Alonzo filled "Lower Classy" with insights on what her upbringing was like when her family squatted in an abandoned diner. "We were pretty homeless," she recalls. "We were raised on food stamps. [And] my mom was undocumented." In it, she finds humour in the hard knocks life has thrown her, including the death of her mother, however, heart-wrenching. She does her best to chart a path forward. The special also occurred within the context of the 2016 Presidential election, which was devastating for so many reasons, including her "friends and loved ones being completely frightened." It was at that time that she realised she needed a break.

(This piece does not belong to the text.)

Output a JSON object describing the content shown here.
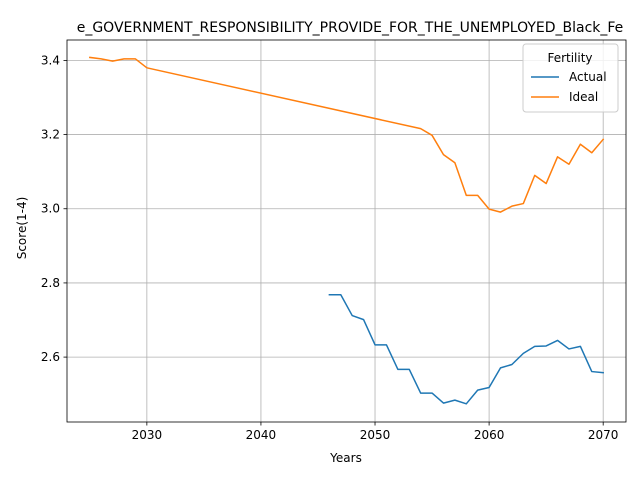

"I didn't feel funny. I didn't want to do anything . . . I needed to go meet people and I needed to live to have things to talk about," she shares. Alonzo's self-care turned out to be activism. She'd met famed labour-rights activist Dolores Huerta after a stand-up performance she'd done in Bakersfield.

"She didn't tell me she was coming or anything," Alonzo says. "I was doing a meet and greet after and I remember seeing her walk by and I told my friend, 'Wait a minute. Hold up. I think that's Dolores Huerta.' I called her name and she turned around." Since then, the two have spent "so much time on the road" together, "trying to get people registered to vote, trying to get people to [know] more about insurance" and accessing government programs. It was just what the comedian needed to recharge and reconnect after the loss of her mom and the brutal results of the election. Today, she says "if it is within you to serve, you find a way to serve," and that maxim clearly applies to her.

"Growing up, no one told me that I mattered," Alonzo says with passion, making clear that her motivations are personal and specific. "Growing up in a border town, nobody would come and try to get me to vote. Nobody came to our community and taught us about government programs, about anything basic. People like that still exist. And I want to go and try to make a difference." In her recent Netflix special, "Middle Classy," Alonzo dives into those issues, sharing her diabetes, depression, and anxiety diagnosis.

"Everything clicked," she said of hearing that news, "I finally had an explanation for why I felt certain things and thought certain things. It frustrated me, though, that I got these diagnoses because I could afford them. And I could afford them because I had a TV show. I literally won the lottery and got health insurance where I could take care of myself."

It's also been important for her to use her platform to educate folks about the ignorant misconceptions they might have about certain communities — Latinx communities in particular. "My political side is connected to my stand up in that it really allows me to debunk a lot of things that people get wrong," she says. And first on her list is the idea that people like her and her family live in misery. "Despite all the challenges that we had, we laughed all the time," she recalls. "Because the joy was there. We loved each other."

Healing with humour is a coping mechanism Alonzo's family utilises and one many Latinxs can relate to. "My mom passed away in 2003 [and at] her funeral, I had everybody laughing… This really traumatic, awful event happened, but we're laughing, because we're just remembering, and that's how we cope."

Laughter as a coping skill may be the ethos behind her comedy, where she loves to "trick people into learning things that they didn't know about." And she does it by smiling. "I actually smile intentionally in my standup. And I do it because I want people to know that it's okay to laugh at things that I'm saying… After the set, after they go home, they might realise certain things that they had never thought about before. And they were tricked into learning it because I made them laugh. I love that."